Does this work? Also, is there a way to prove this that isn't quite so reliant on Choice (needed for the Hamel basis of $\mathbb R$ and possibly some of the cardinality comparisons)?

Answer 1

First, note that there is a set of size $2^{\aleph_0}$ of real numbers which is linearly independent over $\Bbb Q$, even without the axiom of choice.

Then do the same proof as you did, as it's fine.

---

For the first part, Is there any uncountably infinite set that does not generate the reals? is of interest towards a positive answer.

Answer 2

You can (not) modify your proof slightly to get rid of any (obvious) use of choice.

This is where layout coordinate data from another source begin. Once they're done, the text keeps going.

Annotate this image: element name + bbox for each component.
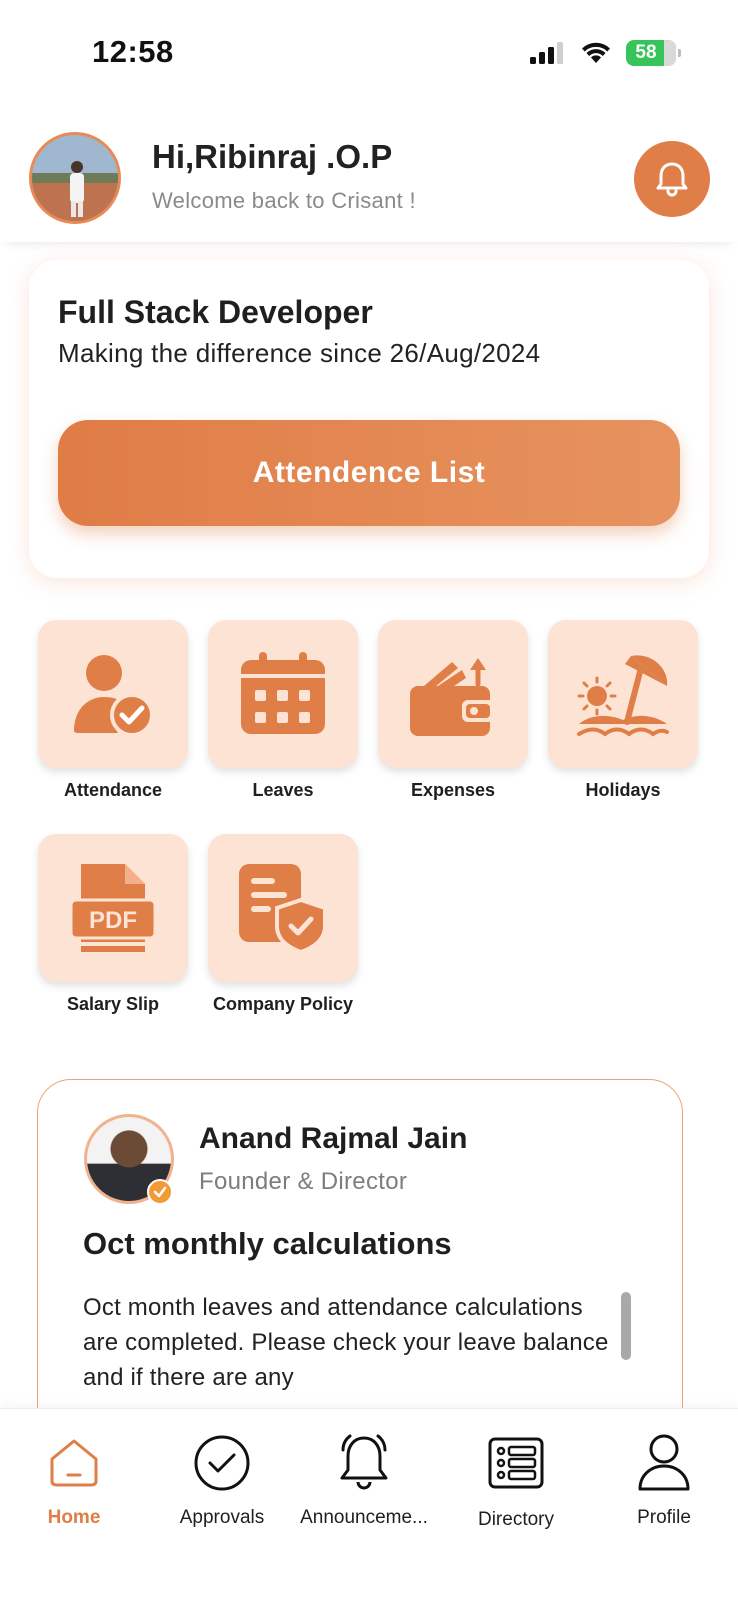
wallet-icon [410,658,494,736]
svg-text:PDF: PDF [89,907,137,934]
greeting-title: Hi,Ribinraj .O.P [152,138,393,175]
battery-indicator: 58 [626,40,681,66]
directory-list-icon [488,1437,544,1489]
bell-outline-icon [340,1434,388,1490]
tile-label: Attendance [63,780,162,800]
bottom-nav: Home Approvals Announceme... Directory P… [0,1408,738,1600]
tile-expenses[interactable]: Expenses [378,620,528,801]
avatar-photo [32,135,118,221]
nav-label: Directory [477,1509,554,1530]
nav-label: Home [47,1507,101,1528]
tile-attendance-box[interactable] [38,620,188,768]
tile-expenses-box[interactable] [378,620,528,768]
tile-company-policy-box[interactable] [208,834,358,982]
tile-label: Expenses [410,780,496,800]
nav-home[interactable]: Home [0,1431,148,1529]
status-bar: 12:58 58 [0,0,738,100]
tile-label: Salary Slip [66,994,160,1014]
app-header: Hi,Ribinraj .O.P Welcome back to Crisant… [0,118,738,242]
announcement-body: Oct month leaves and attendance calculat… [83,1294,609,1391]
calendar-icon [241,652,325,734]
author-role: Founder & Director [199,1168,408,1195]
nav-label: Profile [637,1507,691,1528]
announcement-title: Oct monthly calculations [83,1226,452,1261]
tile-leaves-box[interactable] [208,620,358,768]
battery-level: 58 [635,42,657,63]
author-name: Anand Rajmal Jain [199,1122,468,1155]
status-time: 12:58 [92,34,174,69]
role-card: Full Stack Developer Making the differen… [29,260,709,578]
job-title: Full Stack Developer [58,294,373,330]
scrollbar-thumb[interactable] [621,1292,631,1360]
nav-label: Announceme... [300,1507,428,1528]
tile-label: Leaves [252,780,314,800]
wifi-icon [582,42,610,63]
bell-icon [656,162,688,197]
nav-label: Approvals [179,1507,265,1528]
nav-approvals[interactable]: Approvals [148,1431,296,1529]
tile-salary-slip-box[interactable]: PDF [38,834,188,982]
user-check-icon [74,655,154,737]
home-icon [50,1439,98,1487]
joined-since-text: Making the difference since 26/Aug/2024 [58,338,541,368]
tile-holidays-box[interactable] [548,620,698,768]
tile-label: Holidays [585,780,661,800]
attendance-list-button[interactable]: Attendence List [58,420,680,526]
tile-company-policy[interactable]: Company Policy [208,834,358,1015]
pdf-file-icon: PDF [71,864,155,952]
status-icons: 58 [530,40,681,66]
beach-umbrella-icon [577,655,669,737]
verified-badge-icon [147,1179,173,1205]
tile-leaves[interactable]: Leaves [208,620,358,801]
nav-directory[interactable]: Directory [442,1431,590,1531]
nav-profile[interactable]: Profile [590,1431,738,1529]
user-avatar[interactable] [29,132,121,224]
greeting-subtitle: Welcome back to Crisant ! [152,188,416,213]
announcement-card[interactable]: Anand Rajmal Jain Founder & Director Oct… [37,1079,683,1439]
tile-salary-slip[interactable]: PDF Salary Slip [38,834,188,1015]
check-circle-icon [194,1435,250,1491]
tile-label: Company Policy [212,994,354,1014]
tile-holidays[interactable]: Holidays [548,620,698,801]
tile-attendance[interactable]: Attendance [38,620,188,801]
nav-announcements[interactable]: Announceme... [290,1431,438,1529]
notifications-button[interactable] [634,141,710,217]
person-icon [638,1434,690,1491]
signal-icon [530,42,563,64]
policy-shield-icon [239,864,327,954]
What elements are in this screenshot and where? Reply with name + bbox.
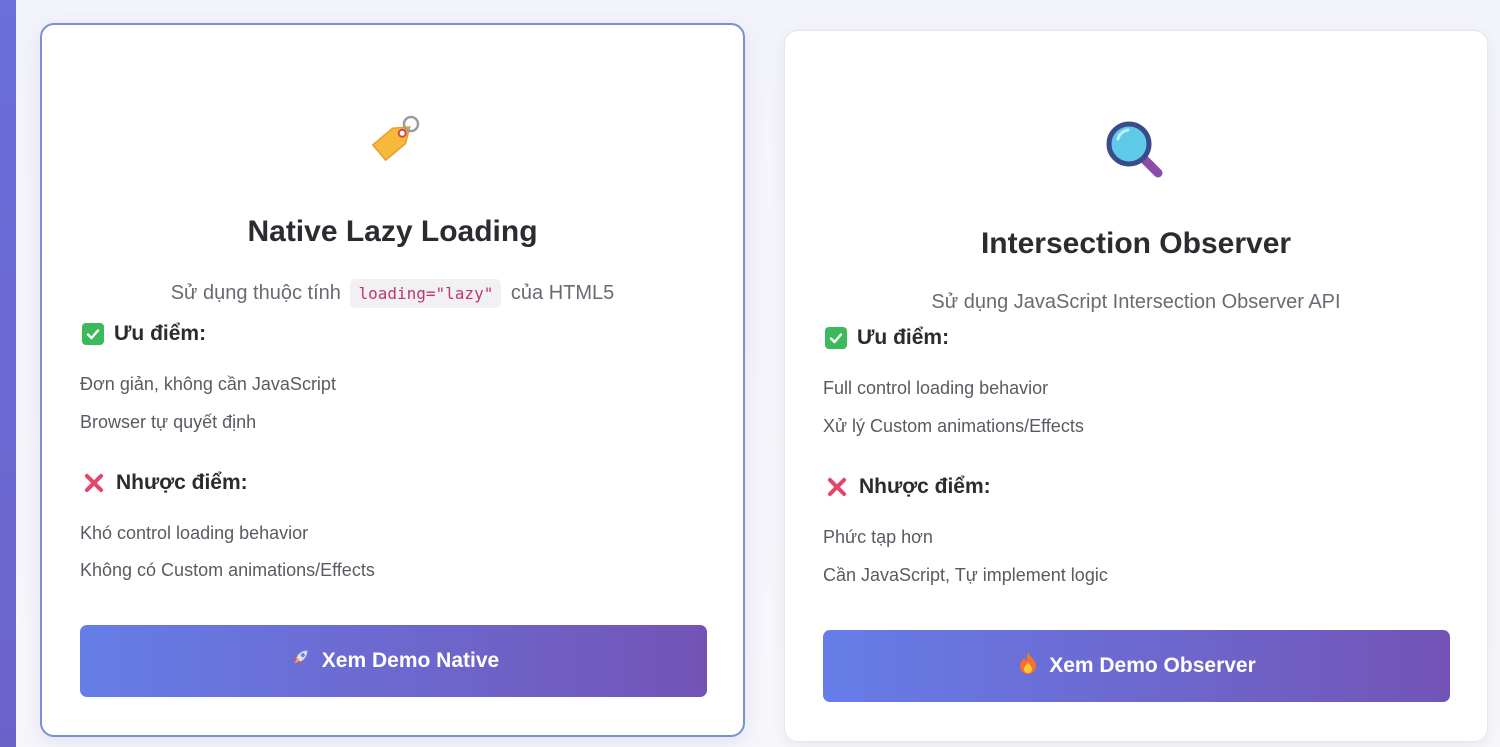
- rocket-icon: [288, 646, 312, 676]
- pros-heading-label: Ưu điểm:: [857, 326, 950, 349]
- demo-observer-button[interactable]: Xem Demo Observer: [823, 630, 1450, 702]
- pros-item: Full control loading behavior: [823, 378, 1049, 398]
- tag-icon: [42, 109, 743, 173]
- cross-icon: [825, 475, 849, 499]
- left-accent-strip: [0, 0, 16, 747]
- description-text-before: Sử dụng thuộc tính: [170, 281, 341, 304]
- card-title: Native Lazy Loading: [247, 215, 538, 248]
- cons-heading-label: Nhược điểm:: [116, 471, 248, 494]
- button-label: Xem Demo Observer: [1049, 654, 1256, 677]
- pros-heading: Ưu điểm:: [825, 326, 949, 350]
- code-snippet: loading="lazy": [350, 279, 502, 308]
- card-description: Sử dụng JavaScript Intersection Observer…: [931, 291, 1341, 313]
- pros-heading-label: Ưu điểm:: [114, 322, 207, 345]
- magnifier-icon: [785, 119, 1487, 183]
- cons-item: Không có Custom animations/Effects: [80, 560, 375, 580]
- card-native-lazy-loading: Native Lazy Loading Sử dụng thuộc tính l…: [40, 23, 745, 737]
- fire-icon: [1017, 651, 1039, 681]
- cross-icon: [82, 471, 106, 495]
- pros-item: Browser tự quyết định: [80, 412, 257, 432]
- cons-heading: Nhược điểm:: [825, 475, 991, 499]
- check-icon: [82, 323, 104, 345]
- cons-item: Cần JavaScript, Tự implement logic: [823, 565, 1108, 585]
- cons-heading-label: Nhược điểm:: [859, 475, 991, 498]
- cons-item: Phức tạp hơn: [823, 527, 933, 547]
- button-label: Xem Demo Native: [321, 649, 500, 672]
- card-intersection-observer: Intersection Observer Sử dụng JavaScript…: [784, 30, 1488, 742]
- pros-item: Xử lý Custom animations/Effects: [823, 416, 1084, 436]
- pros-heading: Ưu điểm:: [82, 322, 206, 346]
- demo-native-button[interactable]: Xem Demo Native: [80, 625, 707, 697]
- cons-item: Khó control loading behavior: [80, 523, 309, 543]
- cons-heading: Nhược điểm:: [82, 471, 248, 495]
- card-title: Intersection Observer: [980, 227, 1292, 260]
- card-description: Sử dụng thuộc tính loading="lazy" của HT…: [42, 279, 743, 308]
- description-text-after: của HTML5: [510, 281, 615, 304]
- pros-item: Đơn giản, không cần JavaScript: [80, 374, 336, 394]
- check-icon: [825, 327, 847, 349]
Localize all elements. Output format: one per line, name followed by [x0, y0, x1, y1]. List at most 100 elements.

Define an equivalence relation on $\mathbb R$ by $x \sim y \iff x-y \in \mathbb Q$. This partitions $\mathbb R$ into equivalence classes of the form $[x] = x + \mathbb Q = \{x+q: q \in \mathbb Q\}$. It's easy to see each $[x]$ is a subgroup of $\mathbb R$.

Since $\mathbb Q$ is countable so is each equivalence class. Write $(\mathbb R/\sim)$ for the collection of equivalence classes. Observe $\bigcup (\mathbb R/\sim)$ is a disjoint union of countable sets. So the union has cardinality $|\mathbb N| \times |(\mathbb R/\sim)| = |(\mathbb R/\sim)|$. But since the union is just $\mathbb R$ we get $|(\mathbb R/\sim)| = |\mathbb R|$ as required.